Eritrea rejects UN flight request

Snippets from BBC correspondent Elizabeth Blunt's report today:

If Ethiopia and Eritrea go to war again, Eritrea would almost certainly lose, and yet it is Eritrea which provoked the present crisis.

Ethiopia accuses Eritrea of secretly moving troops to the border, while Eritrea says Ethiopia is not to be trusted.

Eritrea is suffering from a prolonged humanitarian catastrophe, the UN says, with 2.3 million people facing a lack of food.

More than 3,000 UN troops patrol the border zone under the terms of the December 2000 peace plan that followed a two-year border war.

Eritrea has rejected a plea from UN Secretary General Kofi Annan to lift a ban on peacekeeping flights along its tense border with Ethiopia.

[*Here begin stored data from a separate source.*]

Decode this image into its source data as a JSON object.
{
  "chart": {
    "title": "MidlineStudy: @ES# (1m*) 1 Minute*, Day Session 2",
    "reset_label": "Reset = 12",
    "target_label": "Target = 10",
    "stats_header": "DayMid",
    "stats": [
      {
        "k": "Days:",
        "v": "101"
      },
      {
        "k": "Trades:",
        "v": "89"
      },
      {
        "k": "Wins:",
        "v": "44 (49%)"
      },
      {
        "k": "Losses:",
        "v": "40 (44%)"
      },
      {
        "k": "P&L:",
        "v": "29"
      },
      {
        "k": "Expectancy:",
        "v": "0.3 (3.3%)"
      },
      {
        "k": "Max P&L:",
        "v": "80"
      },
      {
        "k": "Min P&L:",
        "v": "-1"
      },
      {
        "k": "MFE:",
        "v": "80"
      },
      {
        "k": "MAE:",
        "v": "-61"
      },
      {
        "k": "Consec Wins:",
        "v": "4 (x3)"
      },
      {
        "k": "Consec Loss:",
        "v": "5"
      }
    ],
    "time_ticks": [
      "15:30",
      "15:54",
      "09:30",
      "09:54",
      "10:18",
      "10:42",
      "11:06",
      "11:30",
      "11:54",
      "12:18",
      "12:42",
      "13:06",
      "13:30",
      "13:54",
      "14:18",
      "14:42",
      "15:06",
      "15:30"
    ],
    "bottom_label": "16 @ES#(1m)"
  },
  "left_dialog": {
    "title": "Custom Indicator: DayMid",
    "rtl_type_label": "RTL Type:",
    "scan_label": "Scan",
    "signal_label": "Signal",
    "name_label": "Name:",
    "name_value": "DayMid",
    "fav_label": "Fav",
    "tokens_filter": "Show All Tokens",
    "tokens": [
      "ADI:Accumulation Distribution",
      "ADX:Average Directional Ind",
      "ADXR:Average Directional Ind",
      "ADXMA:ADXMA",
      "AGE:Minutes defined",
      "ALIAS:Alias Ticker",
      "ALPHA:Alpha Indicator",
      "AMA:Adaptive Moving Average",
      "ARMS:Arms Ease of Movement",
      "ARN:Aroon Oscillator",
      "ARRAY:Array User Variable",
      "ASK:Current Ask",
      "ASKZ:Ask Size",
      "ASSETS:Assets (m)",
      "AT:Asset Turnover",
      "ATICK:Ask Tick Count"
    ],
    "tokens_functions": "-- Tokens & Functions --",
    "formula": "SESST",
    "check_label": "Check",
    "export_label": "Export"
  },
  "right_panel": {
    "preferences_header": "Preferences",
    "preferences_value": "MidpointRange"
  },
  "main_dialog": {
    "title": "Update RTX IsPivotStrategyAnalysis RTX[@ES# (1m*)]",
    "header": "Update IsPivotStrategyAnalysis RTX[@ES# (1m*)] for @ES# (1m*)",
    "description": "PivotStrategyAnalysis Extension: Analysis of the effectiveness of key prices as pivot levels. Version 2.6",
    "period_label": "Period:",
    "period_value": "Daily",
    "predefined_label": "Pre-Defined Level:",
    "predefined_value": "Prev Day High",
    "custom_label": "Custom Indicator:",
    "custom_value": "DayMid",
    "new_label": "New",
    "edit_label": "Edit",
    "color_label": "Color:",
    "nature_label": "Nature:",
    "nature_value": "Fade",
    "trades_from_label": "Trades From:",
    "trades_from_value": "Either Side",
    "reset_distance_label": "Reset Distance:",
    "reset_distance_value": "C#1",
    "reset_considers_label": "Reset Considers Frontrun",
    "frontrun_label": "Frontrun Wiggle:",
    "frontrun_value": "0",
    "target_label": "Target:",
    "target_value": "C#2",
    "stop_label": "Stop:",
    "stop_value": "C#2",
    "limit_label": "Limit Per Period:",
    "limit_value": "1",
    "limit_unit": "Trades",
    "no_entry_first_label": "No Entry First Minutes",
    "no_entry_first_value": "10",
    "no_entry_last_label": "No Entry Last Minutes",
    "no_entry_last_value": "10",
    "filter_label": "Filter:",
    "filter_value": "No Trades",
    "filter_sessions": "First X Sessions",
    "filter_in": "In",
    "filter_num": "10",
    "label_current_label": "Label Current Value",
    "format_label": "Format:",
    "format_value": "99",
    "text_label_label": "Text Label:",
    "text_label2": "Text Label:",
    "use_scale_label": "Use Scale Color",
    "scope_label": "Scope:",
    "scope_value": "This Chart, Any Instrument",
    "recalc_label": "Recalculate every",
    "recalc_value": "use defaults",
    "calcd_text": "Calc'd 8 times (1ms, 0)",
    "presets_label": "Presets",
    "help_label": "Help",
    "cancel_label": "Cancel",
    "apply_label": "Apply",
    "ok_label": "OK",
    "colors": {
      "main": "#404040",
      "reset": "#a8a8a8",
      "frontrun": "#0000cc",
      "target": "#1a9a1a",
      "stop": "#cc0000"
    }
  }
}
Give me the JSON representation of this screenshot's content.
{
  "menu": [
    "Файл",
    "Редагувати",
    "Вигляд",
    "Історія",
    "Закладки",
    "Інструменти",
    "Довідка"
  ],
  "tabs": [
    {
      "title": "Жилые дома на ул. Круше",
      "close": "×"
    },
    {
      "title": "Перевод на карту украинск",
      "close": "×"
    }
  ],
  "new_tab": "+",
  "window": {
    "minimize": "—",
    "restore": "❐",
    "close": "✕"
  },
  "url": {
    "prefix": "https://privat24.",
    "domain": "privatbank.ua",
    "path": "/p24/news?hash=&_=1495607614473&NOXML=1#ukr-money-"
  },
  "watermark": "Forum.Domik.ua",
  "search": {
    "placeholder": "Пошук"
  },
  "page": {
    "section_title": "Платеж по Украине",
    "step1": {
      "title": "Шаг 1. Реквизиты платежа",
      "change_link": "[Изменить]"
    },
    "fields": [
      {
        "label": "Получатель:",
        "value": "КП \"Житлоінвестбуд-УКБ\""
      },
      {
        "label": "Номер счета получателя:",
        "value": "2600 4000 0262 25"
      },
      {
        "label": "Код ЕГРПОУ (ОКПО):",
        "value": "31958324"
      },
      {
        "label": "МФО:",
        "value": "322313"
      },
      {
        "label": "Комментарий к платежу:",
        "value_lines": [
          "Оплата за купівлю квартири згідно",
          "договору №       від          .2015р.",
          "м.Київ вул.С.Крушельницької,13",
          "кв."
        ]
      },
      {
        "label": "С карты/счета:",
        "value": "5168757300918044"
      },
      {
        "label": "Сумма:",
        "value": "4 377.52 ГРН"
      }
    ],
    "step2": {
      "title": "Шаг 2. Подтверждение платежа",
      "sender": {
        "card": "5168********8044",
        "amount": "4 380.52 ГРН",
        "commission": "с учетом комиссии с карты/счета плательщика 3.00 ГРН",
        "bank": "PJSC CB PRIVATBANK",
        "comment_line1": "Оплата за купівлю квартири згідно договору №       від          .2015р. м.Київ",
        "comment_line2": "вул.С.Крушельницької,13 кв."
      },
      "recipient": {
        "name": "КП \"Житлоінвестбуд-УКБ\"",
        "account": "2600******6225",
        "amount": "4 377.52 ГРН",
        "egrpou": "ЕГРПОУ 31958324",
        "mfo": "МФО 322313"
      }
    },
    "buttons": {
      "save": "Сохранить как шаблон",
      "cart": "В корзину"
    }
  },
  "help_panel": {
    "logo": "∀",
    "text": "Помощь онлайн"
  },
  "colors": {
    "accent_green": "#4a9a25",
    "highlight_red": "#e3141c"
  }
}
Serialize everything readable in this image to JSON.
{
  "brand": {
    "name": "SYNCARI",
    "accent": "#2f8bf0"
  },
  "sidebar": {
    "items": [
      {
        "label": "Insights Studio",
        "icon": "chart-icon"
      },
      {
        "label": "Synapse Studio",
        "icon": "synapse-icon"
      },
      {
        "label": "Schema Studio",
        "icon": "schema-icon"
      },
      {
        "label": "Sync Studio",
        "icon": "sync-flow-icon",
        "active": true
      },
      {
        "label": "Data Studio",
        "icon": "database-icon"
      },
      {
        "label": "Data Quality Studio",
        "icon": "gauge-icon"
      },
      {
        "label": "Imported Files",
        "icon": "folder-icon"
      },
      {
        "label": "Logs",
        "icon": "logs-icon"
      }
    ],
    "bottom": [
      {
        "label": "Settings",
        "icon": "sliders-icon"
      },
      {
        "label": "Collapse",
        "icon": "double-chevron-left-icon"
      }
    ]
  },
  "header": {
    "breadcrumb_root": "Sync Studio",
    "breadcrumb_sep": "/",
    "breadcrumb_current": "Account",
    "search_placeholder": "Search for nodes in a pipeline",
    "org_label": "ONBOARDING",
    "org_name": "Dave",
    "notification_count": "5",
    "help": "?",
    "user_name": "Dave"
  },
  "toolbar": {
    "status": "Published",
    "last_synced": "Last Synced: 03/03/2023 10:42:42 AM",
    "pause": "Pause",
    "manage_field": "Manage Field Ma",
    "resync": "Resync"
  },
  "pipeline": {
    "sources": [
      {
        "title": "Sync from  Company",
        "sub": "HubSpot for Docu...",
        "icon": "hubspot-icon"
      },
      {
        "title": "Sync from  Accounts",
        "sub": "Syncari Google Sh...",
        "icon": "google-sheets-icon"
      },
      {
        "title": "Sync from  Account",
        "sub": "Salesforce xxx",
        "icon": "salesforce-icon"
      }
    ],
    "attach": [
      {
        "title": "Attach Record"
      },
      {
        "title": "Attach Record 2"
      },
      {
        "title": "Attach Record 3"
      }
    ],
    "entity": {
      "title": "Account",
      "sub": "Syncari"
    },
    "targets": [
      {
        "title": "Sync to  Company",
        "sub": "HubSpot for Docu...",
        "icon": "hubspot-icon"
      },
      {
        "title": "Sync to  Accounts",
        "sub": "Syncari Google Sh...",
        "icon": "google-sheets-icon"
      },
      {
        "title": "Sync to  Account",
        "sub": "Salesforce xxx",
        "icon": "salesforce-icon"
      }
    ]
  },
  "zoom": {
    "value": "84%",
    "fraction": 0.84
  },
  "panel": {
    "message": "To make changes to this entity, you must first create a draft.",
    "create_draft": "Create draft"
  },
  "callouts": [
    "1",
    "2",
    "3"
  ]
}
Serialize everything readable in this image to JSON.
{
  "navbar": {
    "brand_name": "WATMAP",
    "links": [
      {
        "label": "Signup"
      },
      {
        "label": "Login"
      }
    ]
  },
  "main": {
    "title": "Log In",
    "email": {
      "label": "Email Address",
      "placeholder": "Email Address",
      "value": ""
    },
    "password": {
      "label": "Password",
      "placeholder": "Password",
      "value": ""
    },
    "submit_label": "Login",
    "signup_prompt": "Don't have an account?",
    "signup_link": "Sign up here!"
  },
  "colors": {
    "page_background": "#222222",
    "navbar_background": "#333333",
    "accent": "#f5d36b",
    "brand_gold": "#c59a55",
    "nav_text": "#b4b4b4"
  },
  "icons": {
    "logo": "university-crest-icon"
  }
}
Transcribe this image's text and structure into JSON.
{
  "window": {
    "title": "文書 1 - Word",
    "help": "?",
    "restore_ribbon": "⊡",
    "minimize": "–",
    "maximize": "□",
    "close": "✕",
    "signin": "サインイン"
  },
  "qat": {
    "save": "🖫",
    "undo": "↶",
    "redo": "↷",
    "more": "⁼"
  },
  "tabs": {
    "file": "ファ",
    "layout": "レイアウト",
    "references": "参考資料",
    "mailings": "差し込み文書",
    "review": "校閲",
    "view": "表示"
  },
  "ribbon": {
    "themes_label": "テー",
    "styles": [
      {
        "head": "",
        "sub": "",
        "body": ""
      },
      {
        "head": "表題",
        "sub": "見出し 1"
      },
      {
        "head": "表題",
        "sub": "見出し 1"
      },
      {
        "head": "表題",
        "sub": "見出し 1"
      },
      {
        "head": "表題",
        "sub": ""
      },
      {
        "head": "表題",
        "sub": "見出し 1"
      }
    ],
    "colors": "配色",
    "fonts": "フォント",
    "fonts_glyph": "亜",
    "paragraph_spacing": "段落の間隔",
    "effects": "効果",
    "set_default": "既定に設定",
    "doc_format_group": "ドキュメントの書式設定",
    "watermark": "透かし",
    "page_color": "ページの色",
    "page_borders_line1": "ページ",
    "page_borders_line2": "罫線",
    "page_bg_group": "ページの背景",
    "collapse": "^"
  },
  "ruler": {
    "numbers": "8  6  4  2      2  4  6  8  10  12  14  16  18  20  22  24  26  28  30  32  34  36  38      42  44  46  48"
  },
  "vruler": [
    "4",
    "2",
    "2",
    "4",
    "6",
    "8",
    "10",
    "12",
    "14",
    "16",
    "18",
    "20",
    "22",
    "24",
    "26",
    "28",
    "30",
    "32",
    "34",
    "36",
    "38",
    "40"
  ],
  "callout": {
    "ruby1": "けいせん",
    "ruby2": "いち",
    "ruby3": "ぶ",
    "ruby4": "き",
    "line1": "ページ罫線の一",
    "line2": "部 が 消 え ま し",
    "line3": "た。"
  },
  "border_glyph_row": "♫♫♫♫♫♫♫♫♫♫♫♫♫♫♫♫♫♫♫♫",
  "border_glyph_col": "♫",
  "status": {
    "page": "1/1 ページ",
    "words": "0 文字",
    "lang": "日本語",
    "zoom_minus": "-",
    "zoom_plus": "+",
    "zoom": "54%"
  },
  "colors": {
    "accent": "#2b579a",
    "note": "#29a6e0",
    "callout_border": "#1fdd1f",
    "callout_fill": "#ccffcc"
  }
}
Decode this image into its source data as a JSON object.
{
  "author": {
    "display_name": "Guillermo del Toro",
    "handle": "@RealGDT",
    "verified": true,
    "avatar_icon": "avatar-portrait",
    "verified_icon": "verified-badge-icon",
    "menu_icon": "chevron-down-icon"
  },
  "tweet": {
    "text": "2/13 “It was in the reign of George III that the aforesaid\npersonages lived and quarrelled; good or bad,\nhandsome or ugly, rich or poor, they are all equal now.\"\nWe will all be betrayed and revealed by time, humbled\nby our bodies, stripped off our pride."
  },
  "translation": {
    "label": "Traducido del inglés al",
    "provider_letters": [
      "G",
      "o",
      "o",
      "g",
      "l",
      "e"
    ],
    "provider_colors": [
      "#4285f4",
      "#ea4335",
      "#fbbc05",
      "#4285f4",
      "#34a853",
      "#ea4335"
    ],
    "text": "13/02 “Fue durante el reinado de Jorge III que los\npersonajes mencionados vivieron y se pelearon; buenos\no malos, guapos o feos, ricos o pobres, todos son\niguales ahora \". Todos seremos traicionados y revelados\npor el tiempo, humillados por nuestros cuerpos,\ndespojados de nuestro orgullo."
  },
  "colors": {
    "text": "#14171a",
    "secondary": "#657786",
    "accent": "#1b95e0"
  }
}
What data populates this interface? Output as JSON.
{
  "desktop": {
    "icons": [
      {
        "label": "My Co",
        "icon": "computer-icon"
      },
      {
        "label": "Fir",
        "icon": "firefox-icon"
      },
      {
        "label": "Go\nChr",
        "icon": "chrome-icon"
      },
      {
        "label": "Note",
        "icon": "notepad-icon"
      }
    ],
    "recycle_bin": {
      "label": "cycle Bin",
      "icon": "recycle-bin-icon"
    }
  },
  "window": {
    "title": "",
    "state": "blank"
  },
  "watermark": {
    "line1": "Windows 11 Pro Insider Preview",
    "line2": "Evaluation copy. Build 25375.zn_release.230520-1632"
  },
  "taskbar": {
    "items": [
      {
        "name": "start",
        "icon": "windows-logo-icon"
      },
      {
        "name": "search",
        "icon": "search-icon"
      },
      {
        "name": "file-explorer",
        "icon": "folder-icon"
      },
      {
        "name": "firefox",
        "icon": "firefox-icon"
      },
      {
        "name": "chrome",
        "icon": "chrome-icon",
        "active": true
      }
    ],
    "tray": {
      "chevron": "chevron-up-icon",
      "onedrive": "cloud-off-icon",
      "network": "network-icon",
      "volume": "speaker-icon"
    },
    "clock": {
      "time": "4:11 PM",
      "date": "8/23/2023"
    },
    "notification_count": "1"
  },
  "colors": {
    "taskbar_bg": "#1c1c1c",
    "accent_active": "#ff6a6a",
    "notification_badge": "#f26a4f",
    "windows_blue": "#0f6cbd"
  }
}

Eritrean President Isaias Afwerki told Mr Annan: "You cannot claim the legal, political, moral or humanitarian high ground on matters of law."

Eritrea banned UN helicopter flights in its airspace on 5 October.

Mr Annan has warned that the UN may have to pull its troops out if the flight ban remains in place.

Note, Eritrea became independent from Ethiopia in 1993, after Ethiopian and Eritrean rebel movements overthrew the Derg regime in Addis Ababa.